VER DEUS?

Os discípulos ouviram Jesus e seguiram-no.

Fonte: La Porte Latine – Tradução: Dominus Est

Simples assim… seguiram Jesus. Aliás, tão fácil quanto os outros, que posteriormente seguirão Jesus ao abandonar seus barcos, seus livros contábeis, suas vidas. O que viram, então, estes que O seguiram, para segui-Lo tão facilmente? Há apenas uma única resposta possível, que somente aqueles que não têm hesitado em seguir Jesus compreendem: “O Senhor está aqui, Ele te chama”.

No livro do Êxodo, nesse diálogo inaudito com o Eterno, Moisés procurou inverter a ordem da iniciativa divina pedindo permissão para vê-Lo face a face. Esse pedido foi recusado: “Não poderás, porém, ver a minha face, porque o homem não pode ver-me e viver.” Contudo, diante da insistência de Moisés, o Eterno aceitou uma espécie de acordo. “Eis um lugar junto de mim, tu estarás sobre aquela pedra. Quando passar a minha glória, eu te meterei na concavidade da pedra, e te cobrirei com a minha mão, até que tenha passado. Depois tirarei a minha mão e tu me verás pelas costas; o meu rosto não o poderás ver”. Moisés viu Deus, mas de costas, no exato momento em que Ele desaparecia atrás da montanha.

Às margens do Rio Jordão, Jesus sabe para onde vai. Ele se detém e se volta para André e João… “Todos nos participamos da sua plenitude, e recebemos graça sobre graça”, dirá o último. Moisés não pôde ver a glória de Deus senão de costas, e eis que, quanto a estes homens, Deus se mostra pelo rosto de seu Filho. O rosto de Jesus não os matará, senão de amor.

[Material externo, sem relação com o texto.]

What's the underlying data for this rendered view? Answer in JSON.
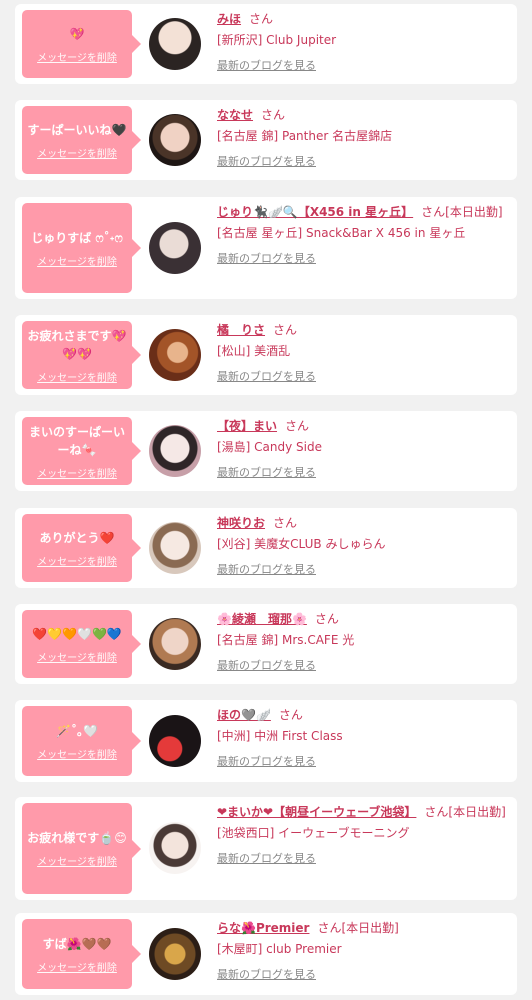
{
  "delete_label": "メッセージを削除",
  "honorific": "さん",
  "blog_label": "最新のブログを見る",
  "entries": [
    {
      "message": "💖",
      "name": "みほ",
      "status": "",
      "shop": "[新所沢] Club Jupiter"
    },
    {
      "message": "すーぱーいいね🖤",
      "name": "ななせ",
      "status": "",
      "shop": "[名古屋 錦] Panther 名古屋錦店"
    },
    {
      "message": "じゅりすば ෆ˚˖ෆ",
      "name": "じゅり🐈‍⬛🪽🔍【X456 in 星ヶ丘】",
      "status": "[本日出勤]",
      "shop": "[名古屋 星ヶ丘] Snack&Bar X 456 in 星ヶ丘"
    },
    {
      "message": "お疲れさまです💖💖💖",
      "name": "橘　りさ",
      "status": "",
      "shop": "[松山] 美酒乱"
    },
    {
      "message": "まいのすーぱーいーね🍬",
      "name": "【夜】まい",
      "status": "",
      "shop": "[湯島] Candy Side"
    },
    {
      "message": "ありがとう❤️",
      "name": "神咲りお",
      "status": "",
      "shop": "[刈谷] 美魔女CLUB みしゅらん"
    },
    {
      "message": "❤️💛🧡🤍💚💙",
      "name": "🌸綾瀬　瑠那🌸",
      "status": "",
      "shop": "[名古屋 錦] Mrs.CAFE 光"
    },
    {
      "message": "🪄˚｡🤍",
      "name": "ほの🩶🪽",
      "status": "",
      "shop": "[中洲] 中洲 First Class"
    },
    {
      "message": "お疲れ様です🍵😊",
      "name": "❤まいか❤【朝昼イーウェーブ池袋】",
      "status": "[本日出勤]",
      "shop": "[池袋西口] イーウェーブモーニング"
    },
    {
      "message": "すば🌺🤎🤎",
      "name": "らな🌺Premier",
      "status": "[本日出勤]",
      "shop": "[木屋町] club Premier"
    }
  ]
}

“Pois a Lei foi dada por Moisés; mas a graça e a verdade foram trazidas por Jesus Cristo. Ninguém jamais viu a Deus; o Filho unigênito, que está no seio do Pai, ele mesmo é que o deu a conhecer”.

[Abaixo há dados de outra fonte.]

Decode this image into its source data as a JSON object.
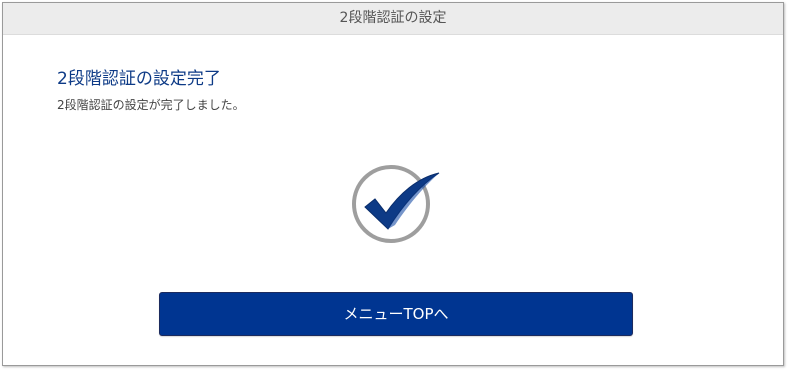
{
  "header": {
    "title": "2段階認証の設定"
  },
  "main": {
    "title": "2段階認証の設定完了",
    "message": "2段階認証の設定が完了しました。",
    "status_icon": "check-circle-icon",
    "menu_button_label": "メニューTOPへ"
  },
  "colors": {
    "accent": "#003591",
    "title": "#0d3a86",
    "header_bg": "#ececec",
    "check_ring": "#9e9e9e"
  }
}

De acordo com a palavra de João Batista, esses homens viram o Cordeiro de Deus, o único, aquele que foi anunciado pelo cordeiro pascal, a pequena vítima imaculada de um ano, cujo sangue salvou os judeus da espada exterminadora. Foi o derradeiro ato de espera do Antigo Testamento, antes de: “e o Verbo se fez carne, e habitou entre nós, e nós vimos a sua glória, glória como de Filho Unigênito do Pai, cheio de graça e de verdade”. Quanta emoção nestas palavras: até aquele momento, apenas a Santíssima Virgem havia tido esse privilégio. Ela tinha contemplado este rosto em segredo, enquanto seu filho dormia em seu peito. Este olhar, estes primeiros sorrisos, estas primeiras palavras, tinham-na extasiado em Deus. Ela era completamente pura, completamente bela…suas atenções maternais agradaram tanto a Santíssima Trindade que nenhuma inaptidão, nenhuma imperfeição poderia manchar essa linda criança nela. Mas a hora de Deus havia chegado. Naquele dia, à décima hora, às margens do Jordão, Deus mostrou sua face aos homens, aos pecadores, que logo lhe tirariam todo o aspecto humano.

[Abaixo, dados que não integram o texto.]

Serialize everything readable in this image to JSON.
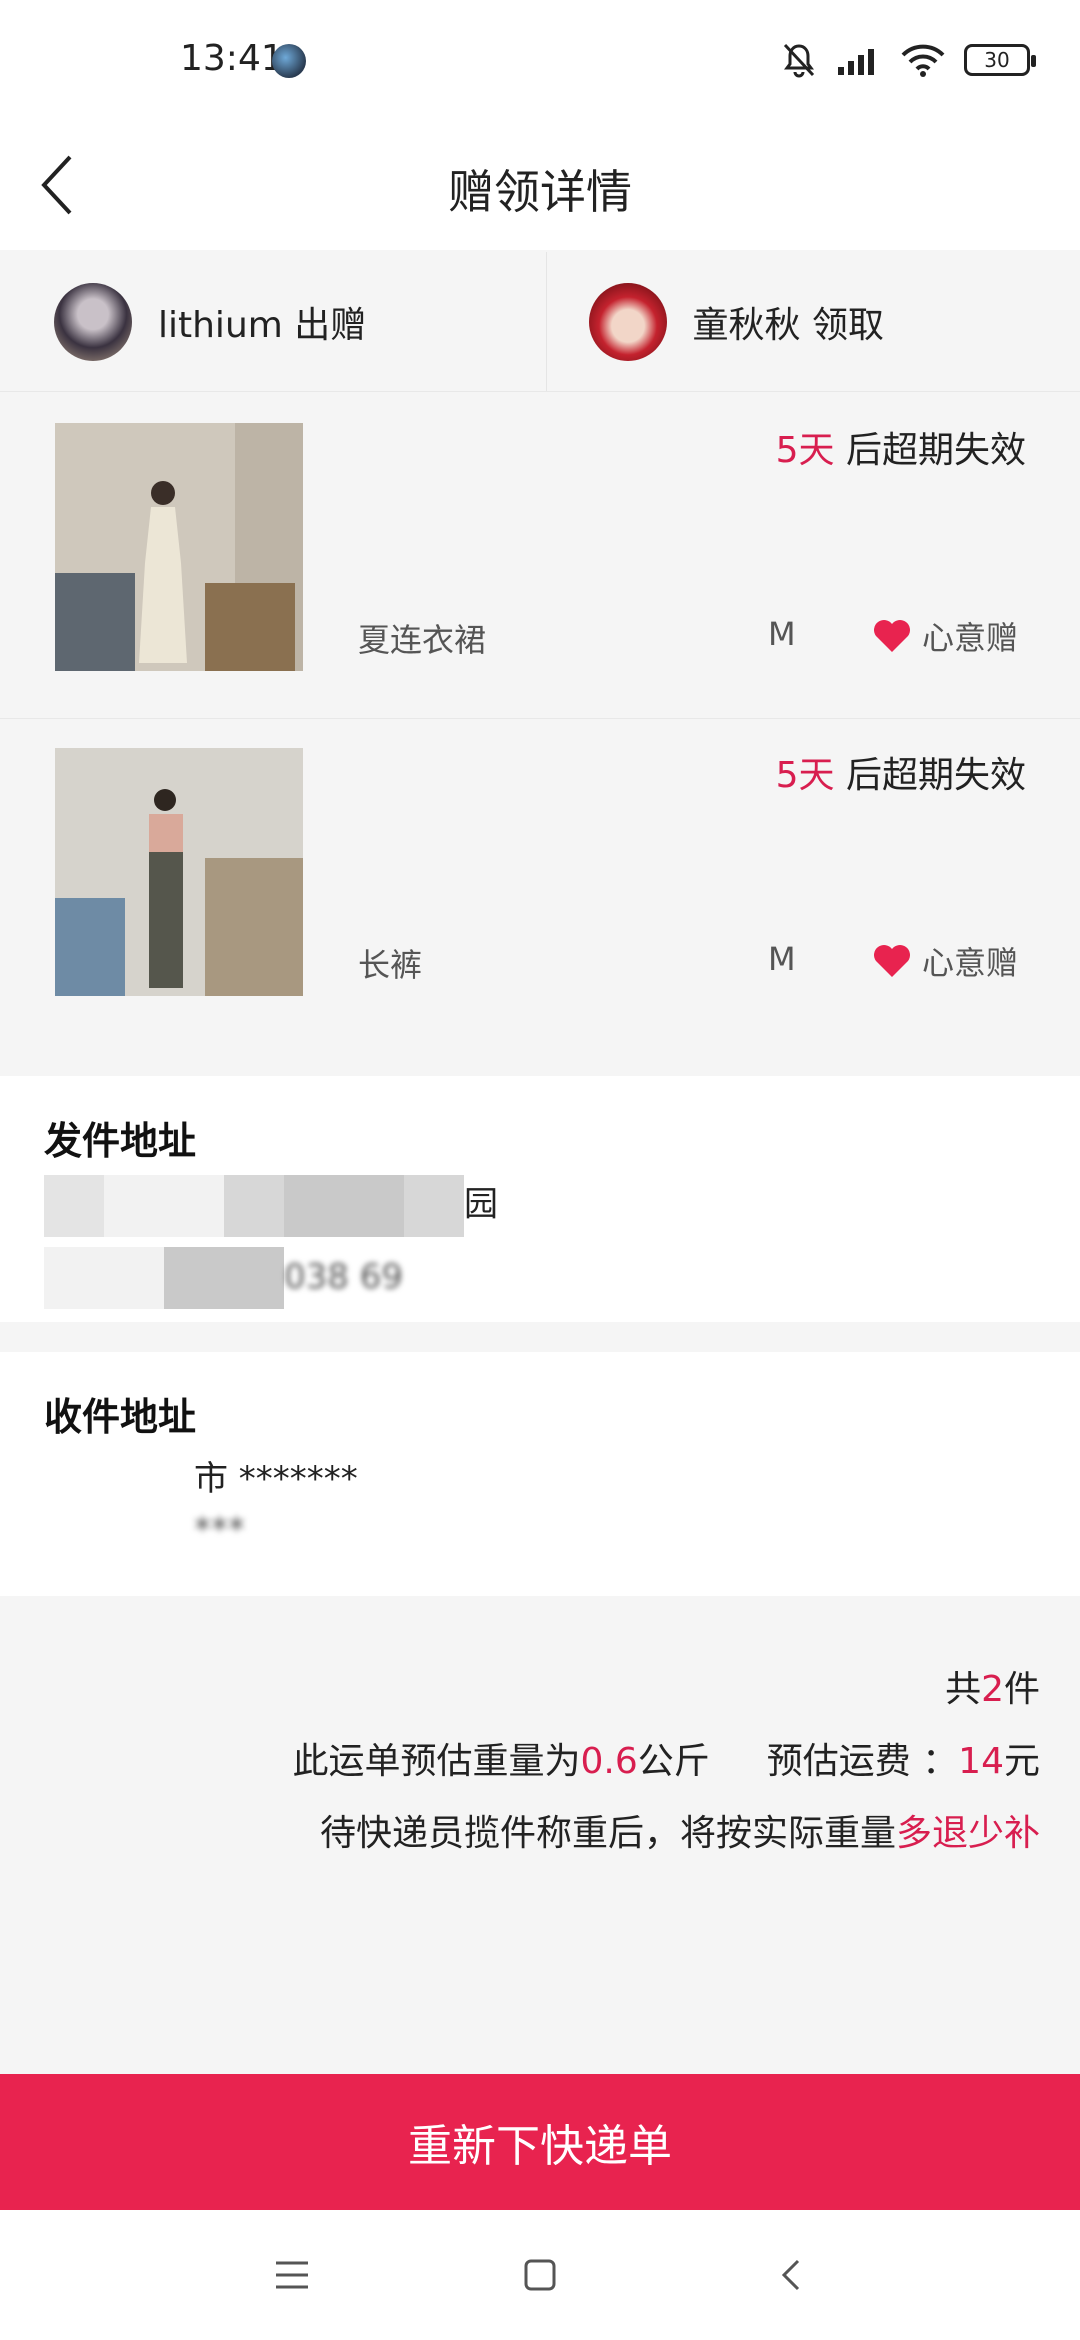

Nesse momento, André e João veem, como num espelho da alma, o olhar do Verbo sobre eles.  É um olhar inédito. Um olhar que se dirige às suas almas perdidas. É um olhar que cura e dá vida; é o olhar que foi buscar Pedro perdido no pretório. É o olhar da Caridade. É o olhar de Deus. Este olhar se apoderou definitivamente de João, que doravante não dirá mais nada sobre si mesmo além de Eu sou aquele a quem Jesus ama.